Adams, Chapelon, Giesl and Porta all wept.

PH

 

Yes, but .... we're a heritage business! No-one is actually in the business of finding a thermally-efficient way to move people from A to B, just so we can move them back again thirty minutes later. Indeed, as you have often made the point - most heritage railways have locomotives that are inherently too powerful for the job they need to do of moving 150 to 250 ton trains 5 to ten miles at no more than 25mph. So where is the incentive to make them even more powerful - especially if doing so detracts from the traditional appearance?

The charm of heritage railways is precisely because we are using antiquated machines to do a job they were designed for, when the modern world has moved on. So why actively work against what is our key selling point for what would be at most a marginal financial gain in the overall scheme of costs?

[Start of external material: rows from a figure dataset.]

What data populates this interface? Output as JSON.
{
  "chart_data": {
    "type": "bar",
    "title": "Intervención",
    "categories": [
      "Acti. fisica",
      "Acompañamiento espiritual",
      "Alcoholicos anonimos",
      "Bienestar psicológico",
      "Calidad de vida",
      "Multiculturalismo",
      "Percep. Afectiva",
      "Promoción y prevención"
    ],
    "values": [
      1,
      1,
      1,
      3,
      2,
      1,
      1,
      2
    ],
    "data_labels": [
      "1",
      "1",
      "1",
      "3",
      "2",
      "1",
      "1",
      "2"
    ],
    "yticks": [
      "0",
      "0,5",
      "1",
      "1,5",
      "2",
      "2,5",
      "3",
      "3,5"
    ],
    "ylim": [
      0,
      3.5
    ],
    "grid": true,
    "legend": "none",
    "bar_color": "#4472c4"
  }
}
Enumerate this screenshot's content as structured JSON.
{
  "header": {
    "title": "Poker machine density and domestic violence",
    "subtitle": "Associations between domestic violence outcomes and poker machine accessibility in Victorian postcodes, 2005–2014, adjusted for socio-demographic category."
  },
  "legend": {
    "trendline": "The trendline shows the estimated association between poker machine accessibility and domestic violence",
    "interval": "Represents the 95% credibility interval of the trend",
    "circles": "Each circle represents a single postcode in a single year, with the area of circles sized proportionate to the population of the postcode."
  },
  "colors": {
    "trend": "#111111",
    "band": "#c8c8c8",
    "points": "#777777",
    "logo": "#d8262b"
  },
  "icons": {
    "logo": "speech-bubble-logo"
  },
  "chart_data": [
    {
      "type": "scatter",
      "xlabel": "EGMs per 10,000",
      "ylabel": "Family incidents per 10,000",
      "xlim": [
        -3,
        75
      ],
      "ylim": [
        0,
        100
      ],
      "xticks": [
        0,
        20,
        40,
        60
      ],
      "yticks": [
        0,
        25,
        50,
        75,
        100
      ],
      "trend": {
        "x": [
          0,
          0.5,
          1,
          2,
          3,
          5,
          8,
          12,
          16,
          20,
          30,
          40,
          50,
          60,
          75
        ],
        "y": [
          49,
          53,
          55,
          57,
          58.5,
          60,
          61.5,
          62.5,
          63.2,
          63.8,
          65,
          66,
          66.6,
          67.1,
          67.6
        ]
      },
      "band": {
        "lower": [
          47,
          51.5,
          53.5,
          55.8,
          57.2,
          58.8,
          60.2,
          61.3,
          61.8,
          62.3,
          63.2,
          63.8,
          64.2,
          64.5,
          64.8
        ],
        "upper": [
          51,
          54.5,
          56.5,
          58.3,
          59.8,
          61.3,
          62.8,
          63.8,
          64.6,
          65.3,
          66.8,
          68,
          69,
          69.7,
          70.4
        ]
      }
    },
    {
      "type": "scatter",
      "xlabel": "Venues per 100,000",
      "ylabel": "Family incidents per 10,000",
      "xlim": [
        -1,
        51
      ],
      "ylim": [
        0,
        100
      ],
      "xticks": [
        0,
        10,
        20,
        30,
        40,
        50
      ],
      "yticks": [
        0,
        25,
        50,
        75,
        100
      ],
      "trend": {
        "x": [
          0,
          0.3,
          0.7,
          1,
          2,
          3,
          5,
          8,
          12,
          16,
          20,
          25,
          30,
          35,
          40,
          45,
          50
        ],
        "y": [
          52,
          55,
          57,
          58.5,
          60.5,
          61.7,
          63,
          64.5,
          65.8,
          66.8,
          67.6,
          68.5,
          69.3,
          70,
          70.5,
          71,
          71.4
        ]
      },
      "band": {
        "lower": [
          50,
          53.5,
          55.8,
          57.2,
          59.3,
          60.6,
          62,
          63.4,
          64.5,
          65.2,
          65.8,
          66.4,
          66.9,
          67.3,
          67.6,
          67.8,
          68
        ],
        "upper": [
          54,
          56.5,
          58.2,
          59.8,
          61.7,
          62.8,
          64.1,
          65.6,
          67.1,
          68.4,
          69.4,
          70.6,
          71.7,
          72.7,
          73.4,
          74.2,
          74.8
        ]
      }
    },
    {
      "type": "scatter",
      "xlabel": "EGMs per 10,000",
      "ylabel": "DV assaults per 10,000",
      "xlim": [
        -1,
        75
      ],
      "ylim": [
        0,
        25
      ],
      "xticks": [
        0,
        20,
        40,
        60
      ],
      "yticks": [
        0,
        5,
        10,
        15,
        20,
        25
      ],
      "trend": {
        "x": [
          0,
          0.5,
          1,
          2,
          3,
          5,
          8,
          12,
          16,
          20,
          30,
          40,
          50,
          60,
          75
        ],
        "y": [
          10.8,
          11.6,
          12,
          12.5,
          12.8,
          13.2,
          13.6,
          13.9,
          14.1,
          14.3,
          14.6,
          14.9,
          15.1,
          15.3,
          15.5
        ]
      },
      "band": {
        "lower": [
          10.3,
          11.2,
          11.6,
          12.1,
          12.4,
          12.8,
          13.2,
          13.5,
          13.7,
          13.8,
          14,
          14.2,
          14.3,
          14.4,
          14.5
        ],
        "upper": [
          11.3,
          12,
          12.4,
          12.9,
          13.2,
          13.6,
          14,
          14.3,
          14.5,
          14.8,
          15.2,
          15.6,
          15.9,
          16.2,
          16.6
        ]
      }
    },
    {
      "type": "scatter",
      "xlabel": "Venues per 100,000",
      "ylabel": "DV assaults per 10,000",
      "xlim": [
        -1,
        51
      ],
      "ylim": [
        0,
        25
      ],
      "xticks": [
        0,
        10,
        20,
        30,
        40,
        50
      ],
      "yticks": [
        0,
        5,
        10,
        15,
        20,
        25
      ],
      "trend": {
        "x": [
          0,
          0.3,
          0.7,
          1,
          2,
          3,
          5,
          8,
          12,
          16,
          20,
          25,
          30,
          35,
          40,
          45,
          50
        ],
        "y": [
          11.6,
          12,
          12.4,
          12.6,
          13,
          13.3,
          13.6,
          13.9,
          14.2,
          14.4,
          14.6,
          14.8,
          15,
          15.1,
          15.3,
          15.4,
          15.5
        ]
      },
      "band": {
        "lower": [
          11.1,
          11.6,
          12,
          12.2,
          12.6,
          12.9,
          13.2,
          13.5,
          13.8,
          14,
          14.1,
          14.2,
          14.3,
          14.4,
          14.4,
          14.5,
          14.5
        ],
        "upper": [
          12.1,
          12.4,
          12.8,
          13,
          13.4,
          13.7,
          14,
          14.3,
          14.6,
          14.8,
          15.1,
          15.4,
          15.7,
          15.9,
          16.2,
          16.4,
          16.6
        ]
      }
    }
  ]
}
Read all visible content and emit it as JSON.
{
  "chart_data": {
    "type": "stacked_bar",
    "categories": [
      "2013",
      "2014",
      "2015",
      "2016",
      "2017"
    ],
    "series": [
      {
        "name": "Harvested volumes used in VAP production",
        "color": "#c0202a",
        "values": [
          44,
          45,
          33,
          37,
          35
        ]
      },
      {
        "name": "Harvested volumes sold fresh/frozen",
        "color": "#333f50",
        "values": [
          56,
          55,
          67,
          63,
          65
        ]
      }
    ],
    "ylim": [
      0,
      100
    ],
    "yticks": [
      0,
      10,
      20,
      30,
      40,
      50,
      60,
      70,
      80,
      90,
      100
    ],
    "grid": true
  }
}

(For the avoidance of doubt: by "we" I mean the Heritage Railway industry in general, not the Bluebell in particular).

Tom

 

Spot on. Most heritage lines could exist quite happily with saturated 0-6-0 locos running at around 180psi. Running something as complicated as the Red Devil or with all the Chapelon mods would be quite counter productive.
To develop an earlier Spitfire analogy, I'm sure there are many improvements available to make one more efficient but if those improvements make it look and sound completely different to the original, who's going to pay to see one fly?

 

I'm envisaging something along the lines of the time-travelling steam engine at the end of the Back to the Future series. I'm sure there's an audience for it, but I'm not sure it's that great…

Simon

 

There's a fine line between making it easier to live with and keeping it as what people want to see, I suspect that's why many preservation modifications are kept to ones which are not outwardly visible, hopper ashpans and spark arrestors in the smokebox for instance.

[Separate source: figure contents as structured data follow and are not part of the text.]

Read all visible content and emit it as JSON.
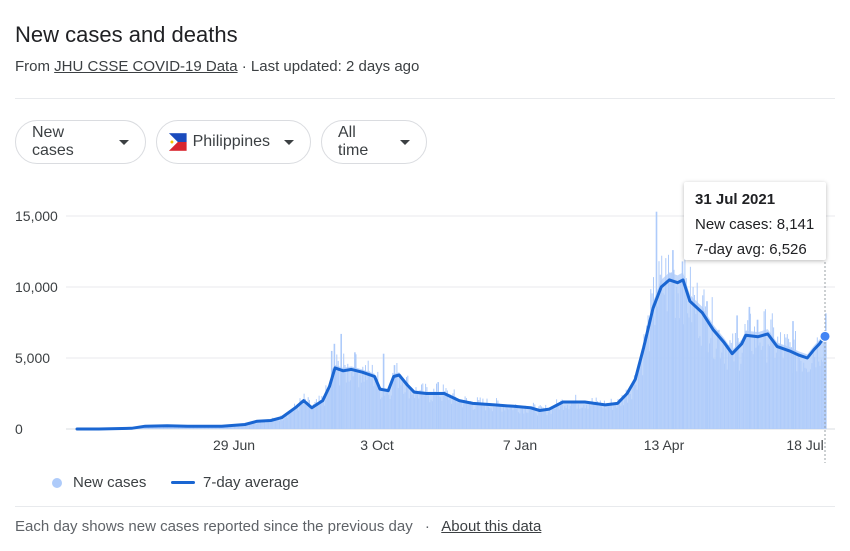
{
  "header": {
    "title": "New cases and deaths",
    "source_prefix": "From",
    "source_link": "JHU CSSE COVID-19 Data",
    "updated": "· Last updated: 2 days ago"
  },
  "filters": {
    "metric": "New cases",
    "location": "Philippines",
    "period": "All time"
  },
  "tooltip": {
    "date": "31 Jul 2021",
    "new_cases": "New cases: 8,141",
    "avg": "7-day avg: 6,526"
  },
  "legend": {
    "bars": "New cases",
    "line": "7-day average"
  },
  "footer": {
    "note": "Each day shows new cases reported since the previous day",
    "sep": "·",
    "link": "About this data"
  },
  "colors": {
    "bars": "#aecbfa",
    "line": "#1a66d2",
    "grid": "#e8eaed"
  },
  "chart_data": {
    "type": "bar",
    "x_unit": "date",
    "x_start": "2020-01-30",
    "x_end": "2021-07-31",
    "ylim": [
      0,
      16000
    ],
    "yticks": [
      0,
      5000,
      10000,
      15000
    ],
    "ytick_labels": [
      "0",
      "5,000",
      "10,000",
      "15,000"
    ],
    "xtick_labels": [
      "29 Jun",
      "3 Oct",
      "7 Jan",
      "13 Apr",
      "18 Jul"
    ],
    "xtick_dates": [
      "2020-06-29",
      "2020-10-03",
      "2021-01-07",
      "2021-04-13",
      "2021-07-18"
    ],
    "grid": true,
    "series": [
      {
        "name": "7-day average",
        "type": "line",
        "points": [
          [
            "2020-01-30",
            0
          ],
          [
            "2020-02-15",
            0
          ],
          [
            "2020-03-10",
            50
          ],
          [
            "2020-03-20",
            200
          ],
          [
            "2020-04-05",
            230
          ],
          [
            "2020-04-20",
            200
          ],
          [
            "2020-05-15",
            200
          ],
          [
            "2020-06-01",
            320
          ],
          [
            "2020-06-10",
            550
          ],
          [
            "2020-06-20",
            600
          ],
          [
            "2020-06-28",
            800
          ],
          [
            "2020-07-08",
            1500
          ],
          [
            "2020-07-14",
            2000
          ],
          [
            "2020-07-20",
            1500
          ],
          [
            "2020-07-28",
            2000
          ],
          [
            "2020-08-02",
            3000
          ],
          [
            "2020-08-06",
            4300
          ],
          [
            "2020-08-12",
            4100
          ],
          [
            "2020-08-18",
            4200
          ],
          [
            "2020-08-26",
            4000
          ],
          [
            "2020-09-04",
            3700
          ],
          [
            "2020-09-08",
            2800
          ],
          [
            "2020-09-14",
            2700
          ],
          [
            "2020-09-18",
            3700
          ],
          [
            "2020-09-22",
            3800
          ],
          [
            "2020-09-28",
            3100
          ],
          [
            "2020-10-03",
            2600
          ],
          [
            "2020-10-12",
            2500
          ],
          [
            "2020-10-25",
            2500
          ],
          [
            "2020-11-05",
            2000
          ],
          [
            "2020-11-15",
            1800
          ],
          [
            "2020-12-01",
            1700
          ],
          [
            "2020-12-15",
            1600
          ],
          [
            "2020-12-27",
            1500
          ],
          [
            "2021-01-03",
            1300
          ],
          [
            "2021-01-10",
            1400
          ],
          [
            "2021-01-20",
            1900
          ],
          [
            "2021-02-05",
            1900
          ],
          [
            "2021-02-20",
            1700
          ],
          [
            "2021-03-01",
            1800
          ],
          [
            "2021-03-08",
            2500
          ],
          [
            "2021-03-14",
            3500
          ],
          [
            "2021-03-20",
            5700
          ],
          [
            "2021-03-27",
            8500
          ],
          [
            "2021-04-02",
            10000
          ],
          [
            "2021-04-08",
            10500
          ],
          [
            "2021-04-14",
            10300
          ],
          [
            "2021-04-18",
            10500
          ],
          [
            "2021-04-23",
            9000
          ],
          [
            "2021-05-02",
            8200
          ],
          [
            "2021-05-10",
            7000
          ],
          [
            "2021-05-18",
            6100
          ],
          [
            "2021-05-24",
            5300
          ],
          [
            "2021-05-31",
            6000
          ],
          [
            "2021-06-03",
            6600
          ],
          [
            "2021-06-12",
            6500
          ],
          [
            "2021-06-19",
            6700
          ],
          [
            "2021-06-26",
            5800
          ],
          [
            "2021-07-05",
            5500
          ],
          [
            "2021-07-12",
            5200
          ],
          [
            "2021-07-18",
            5000
          ],
          [
            "2021-07-23",
            5600
          ],
          [
            "2021-07-27",
            6000
          ],
          [
            "2021-07-31",
            6526
          ]
        ]
      },
      {
        "name": "New cases",
        "type": "bar",
        "spikes": [
          [
            "2020-08-05",
            6000
          ],
          [
            "2020-08-10",
            6700
          ],
          [
            "2020-08-03",
            5500
          ],
          [
            "2020-08-20",
            5400
          ],
          [
            "2020-09-10",
            5300
          ],
          [
            "2020-09-18",
            4500
          ],
          [
            "2020-10-20",
            3300
          ],
          [
            "2021-03-29",
            15300
          ],
          [
            "2021-04-10",
            12600
          ],
          [
            "2021-04-17",
            11800
          ],
          [
            "2021-05-05",
            9000
          ],
          [
            "2021-05-27",
            8000
          ],
          [
            "2021-06-05",
            8600
          ],
          [
            "2021-06-11",
            7700
          ],
          [
            "2021-07-07",
            7600
          ],
          [
            "2021-07-31",
            8141
          ]
        ]
      }
    ],
    "highlight": {
      "date": "2021-07-31",
      "new_cases": 8141,
      "avg": 6526
    }
  }
}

Yes, you could build some 71000/Red Devil alike thing which is far more powerful/efficient than anything that has gone before, but where's the nostalgia in it ?, it serves no purpose as it a new design to the heritage market and steam is outdated technology to the commercial market regardless of technical improvements, that's why the 5AT is getting minimal support IMO, looks like Thunderbird 1 with a chimney, it's like saying Warwick Castle (the brick & mortar version) would be far more efficient as being a Fortress if it resembled Guantanamo Bay.

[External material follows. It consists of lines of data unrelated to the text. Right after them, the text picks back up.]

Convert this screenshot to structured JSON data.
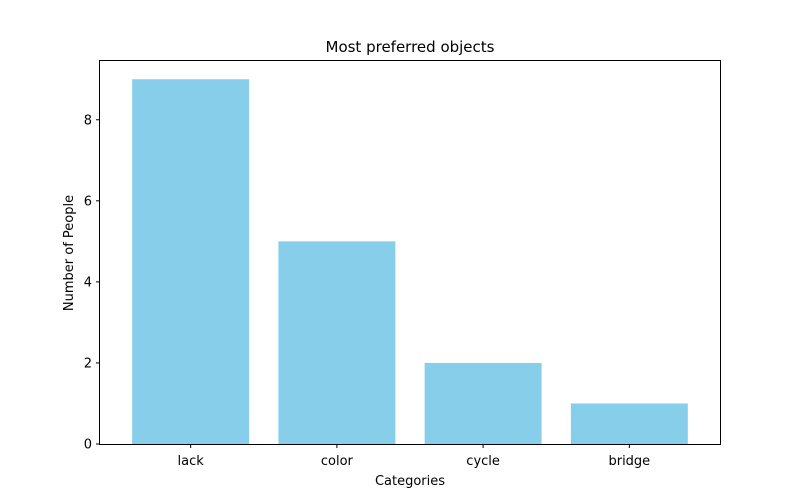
{
  "chart_data": {
    "type": "bar",
    "title": "Most preferred objects",
    "xlabel": "Categories",
    "ylabel": "Number of People",
    "categories": [
      "lack",
      "color",
      "cycle",
      "bridge"
    ],
    "values": [
      9,
      5,
      2,
      1
    ],
    "ylim": [
      0,
      9.45
    ],
    "yticks": [
      0,
      2,
      4,
      6,
      8
    ],
    "grid": false,
    "bar_color": "#87CEEB"
  }
}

Thin tyres and bored out cylinders may help power output in short blasts, but not sustained output where the boiler is the deciding factor, I guess that's why Austerities can physically move 9/10 MK1's, but are unsuitable for some miles at 25MPH with that weight.

 

I agree with most of what's been said in the last few posts, insofar as it applies to heritage lines. But there is a case for design improvements in locomotives intended to run on the modern main line railway. That was the intention of the 5AT: a locomotive with a much improved power-to-weight ratio but still looking and sounding more or less like a conventional steam locomotive (not like a Leader, for instance). I disagree with Steve's saying that "nobody in their right mind is even going to consider" such a thing. Some people certainly did consider it, though not enough of them to make it viable. And there is a case for more modest improvements to existing preserved locomotives such as fitting them with Lempor or Giesl exhaust systems.